I was about to go run to the medic tent about half mile away to try to get help, but final about 15 minutes later the sheriff finally pulled his head out of his butt and came back and loaded up the woman, the first runner, and another older gentleman, and took them to the medic tent. The ambulance had been called but had to come from the bottom of the canyon. Now I got to hide with the marathon runner that was going bad into shock and had my coat and my friend who now was also going into hypothermia. I had to help her pull her arms out of her clothes to wrap against her body and put under her arm pits. Another sheriff came back and got them into his warm truck and then told the rest of us to walk back to medic tent. I have no coat or poncho at this point because I gave to those who needed it more. Luckily my friend said she was not going without me, so the sheriff let me into the truck.
So I was taken by the sheriff to the next medic tent where I could get a few emergency blankets. Then my friend who would get on an ambulance or see the medic because she was irrational with hypothermia and I loaded on a bus. It had the heat on but it wasn’t enough and we had to sit on it for an hour before they finally drove us back to the finish line. My friend was right next to the heat, so she did warm up and come out of hypothermic shock.
When we made it back to the finish line and got off the bus, the wind was still blowing.

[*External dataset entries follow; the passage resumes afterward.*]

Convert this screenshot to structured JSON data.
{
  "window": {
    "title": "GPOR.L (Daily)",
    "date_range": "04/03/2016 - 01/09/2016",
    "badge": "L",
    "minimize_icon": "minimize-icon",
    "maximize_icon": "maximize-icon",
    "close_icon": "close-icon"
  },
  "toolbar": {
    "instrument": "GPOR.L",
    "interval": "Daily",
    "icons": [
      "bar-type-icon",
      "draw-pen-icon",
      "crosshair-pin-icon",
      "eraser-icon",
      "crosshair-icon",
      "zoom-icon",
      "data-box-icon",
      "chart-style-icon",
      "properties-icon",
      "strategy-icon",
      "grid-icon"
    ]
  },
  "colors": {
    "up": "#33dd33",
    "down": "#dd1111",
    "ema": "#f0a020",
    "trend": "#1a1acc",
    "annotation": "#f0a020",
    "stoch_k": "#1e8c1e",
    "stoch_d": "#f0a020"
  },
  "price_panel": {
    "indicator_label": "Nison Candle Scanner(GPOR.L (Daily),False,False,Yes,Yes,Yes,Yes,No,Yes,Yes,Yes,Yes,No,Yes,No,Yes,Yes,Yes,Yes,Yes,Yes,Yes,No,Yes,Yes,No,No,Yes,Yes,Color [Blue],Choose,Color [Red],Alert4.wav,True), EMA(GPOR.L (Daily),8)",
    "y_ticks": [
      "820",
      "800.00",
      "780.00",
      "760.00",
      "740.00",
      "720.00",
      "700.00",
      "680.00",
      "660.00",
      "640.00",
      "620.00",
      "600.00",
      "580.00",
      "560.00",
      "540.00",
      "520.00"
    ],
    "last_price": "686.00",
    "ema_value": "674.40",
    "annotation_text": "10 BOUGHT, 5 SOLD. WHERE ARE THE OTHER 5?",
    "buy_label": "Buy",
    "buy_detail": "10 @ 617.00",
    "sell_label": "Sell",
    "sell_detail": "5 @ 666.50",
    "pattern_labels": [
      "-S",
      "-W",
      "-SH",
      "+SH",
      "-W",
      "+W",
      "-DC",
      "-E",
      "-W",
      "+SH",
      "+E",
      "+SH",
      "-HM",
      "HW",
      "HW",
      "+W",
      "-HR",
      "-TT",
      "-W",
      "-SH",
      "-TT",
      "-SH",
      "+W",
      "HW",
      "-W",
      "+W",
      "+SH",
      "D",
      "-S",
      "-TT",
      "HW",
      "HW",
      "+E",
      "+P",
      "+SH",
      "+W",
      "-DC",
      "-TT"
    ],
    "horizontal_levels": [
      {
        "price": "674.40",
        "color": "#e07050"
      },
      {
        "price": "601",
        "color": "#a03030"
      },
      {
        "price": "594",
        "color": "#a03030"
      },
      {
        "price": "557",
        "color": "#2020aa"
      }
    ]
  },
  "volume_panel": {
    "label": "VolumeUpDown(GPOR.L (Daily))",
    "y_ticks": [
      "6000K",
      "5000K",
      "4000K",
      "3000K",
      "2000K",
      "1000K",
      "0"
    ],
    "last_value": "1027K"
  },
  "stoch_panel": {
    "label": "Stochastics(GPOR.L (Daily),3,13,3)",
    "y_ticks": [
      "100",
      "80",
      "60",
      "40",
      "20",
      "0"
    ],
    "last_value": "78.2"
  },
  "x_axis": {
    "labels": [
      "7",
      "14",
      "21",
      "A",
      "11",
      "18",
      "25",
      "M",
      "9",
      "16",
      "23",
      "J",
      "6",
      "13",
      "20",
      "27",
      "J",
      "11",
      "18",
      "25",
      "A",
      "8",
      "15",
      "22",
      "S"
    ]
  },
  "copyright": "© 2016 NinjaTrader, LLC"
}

I couldn’t keep my emergency blankets around me in the wind. I was just trying to walk over to where my parents were with a warm blanket and dry clothes, but the marathon finish had the road block and I couldn’t get to them. That was my last straw and all my adrenaline was gone, so I slip into hypothermic shock and start shaking uncontrollably and can barely walk. My friend is now pushing me to keep moving to get to a hotel where I can get warm. Luckily we run into another friend who has an extra blanket which they wrap around me and saves me from getting worse. She didn’t need that blanket and just had a feeling that she should bring it. And that blanket totally saved me.
So I did not finish, but I had one of the wildest, scariest adventures of my life. However, I claim that I won in one way that no other racer can claim. I am the breaking and entering champion of 2016! My friend Nina who was racing with me, made me a medal for it. This by far is one of the most special awards I have ever received and I could barely keep from crying when she gave it to me. I was disappointed about not finishing, but now I have to think that maybe God had a different purpose for me that day. So I’m happy with the result. Next weekend I am planning to do a Christina Half Marathon and inviting all my friends to walk with me and celebrate at the end.